Innsbruck (OTS) - Lassen wir uns nichts vormachen: Der Wahlkampf
um das höchste Amt im Staat ist eröffnet. Das ist so, auch wenn die formelle Nominierung von Außenministerin Ferrero-Waldner durch die ÖVP nachzureichen ist und der Fixstarter der SPÖ, zweiter Nationalrats-Präsident Heinz Fischer, erst im März seinen kurzen Wahlkampf starten will.

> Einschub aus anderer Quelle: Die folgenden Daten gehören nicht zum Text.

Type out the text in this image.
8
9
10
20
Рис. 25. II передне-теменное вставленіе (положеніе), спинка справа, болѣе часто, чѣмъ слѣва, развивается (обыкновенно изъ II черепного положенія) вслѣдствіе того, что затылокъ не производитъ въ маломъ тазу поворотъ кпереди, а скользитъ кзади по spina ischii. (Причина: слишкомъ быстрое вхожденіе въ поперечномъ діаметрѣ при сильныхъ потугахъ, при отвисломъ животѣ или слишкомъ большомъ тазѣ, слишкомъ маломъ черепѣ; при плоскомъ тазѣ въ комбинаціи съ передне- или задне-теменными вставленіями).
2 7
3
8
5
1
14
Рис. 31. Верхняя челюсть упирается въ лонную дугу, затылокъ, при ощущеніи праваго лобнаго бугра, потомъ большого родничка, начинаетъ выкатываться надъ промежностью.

Wie der Wahlkampf verläuft, hängt von diesen beiden ab. Dass er nicht nur spannend wird und bedeutsam ist, hat seine Gründe im Amt, in den Personen und in der politischen Lage. Und daher ist die Wahl des Bundespräsidenten am 25. April ein Test, und zwar ein mehrfacher. Die Sozialdemokraten wollen, ja müssen geradezu, nicht nur eine Wahl gewinnen sondern tatsächlich wieder ein politisches Amt ergattern. An der Intensität der Unterstützung Fischers durch SPÖ-Chef Alfred Gusenbauer wird sich messen lassen, für wie wählerwirksam die Sozialdemokraten ihren Vorsitzenden halten. Und an der Unterstützung für Ferrero-Waldner lässt sich die Einheit der Volkspartei und die Zustimmung zu Parteichef Wolfgang Schüssel ablesen.

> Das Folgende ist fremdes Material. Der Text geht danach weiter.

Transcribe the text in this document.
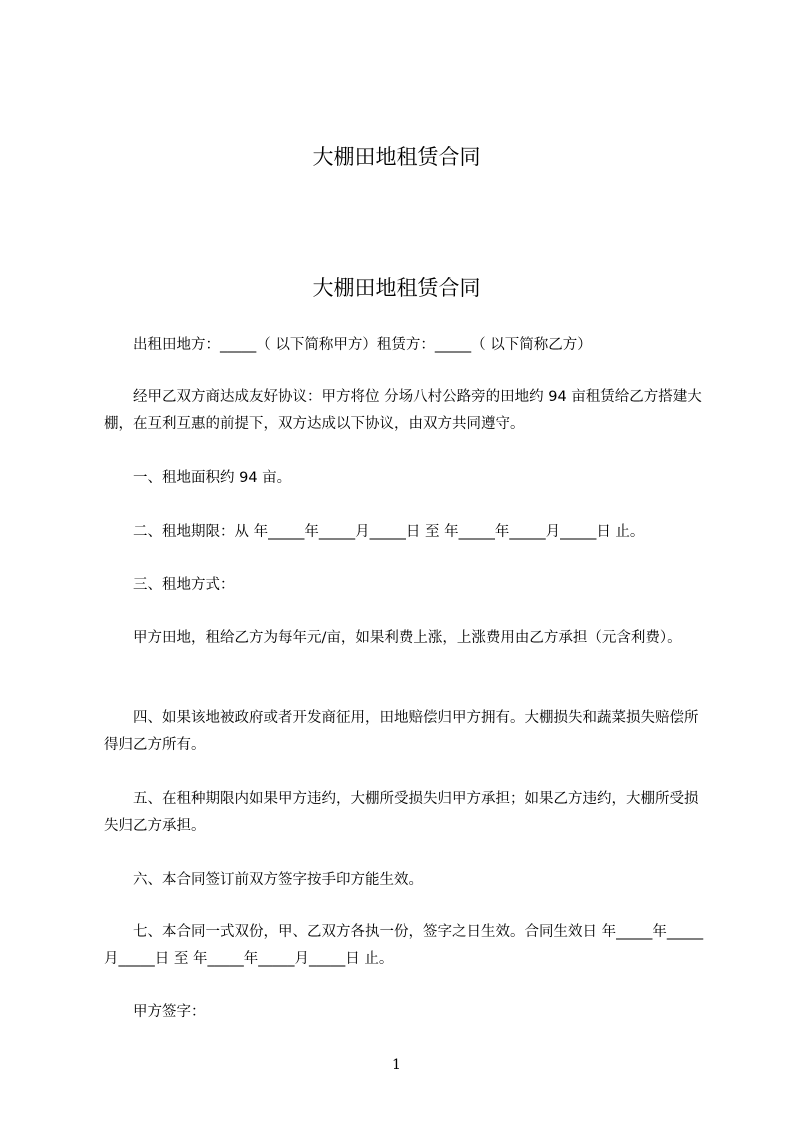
大棚田地租赁合同
大棚田地租赁合同

　　出租田地方：_____（ 以下简称甲方）租赁方：_____（ 以下简称乙方）

　　经甲乙双方商达成友好协议：甲方将位 分场八村公路旁的田地约 94 亩租赁给乙方搭建大棚，在互利互惠的前提下，双方达成以下协议，由双方共同遵守。

　　一、租地面积约 94 亩。

　　二、租地期限：从 年_____年_____月_____日 至 年_____年_____月_____日 止。

　　三、租地方式：

　　甲方田地，租给乙方为每年元/亩，如果利费上涨，上涨费用由乙方承担（元含利费）。

　　四、如果该地被政府或者开发商征用，田地赔偿归甲方拥有。大棚损失和蔬菜损失赔偿所得归乙方所有。

　　五、在租种期限内如果甲方违约，大棚所受损失归甲方承担；如果乙方违约，大棚所受损失归乙方承担。

　　六、本合同签订前双方签字按手印方能生效。

　　七、本合同一式双份，甲、乙双方各执一份，签字之日生效。合同生效日 年_____年_____月_____日 至 年_____年_____月_____日 止。

　　甲方签字：

1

Die Wahl wird zudem zeigen, wie sehr die politische Lagerbildung noch gültig ist und welche Stärke diese Lager haben. Da Fischer in internationalen Angelegenheiten eher zurückhaltend ist, Ferrero-Waldern hingegen eher offensiv, könnte der Urnengang am 25. April auch ein kleines Neutralitäts-Plebiszit werden. Zudem steht Fischer für die Innen-, Ferrero-Waldner eher für die Außenwirkung des Amtes in der Hofburg. Auch in dieser Hinsicht bilden die Kandidaten echte Alternativen.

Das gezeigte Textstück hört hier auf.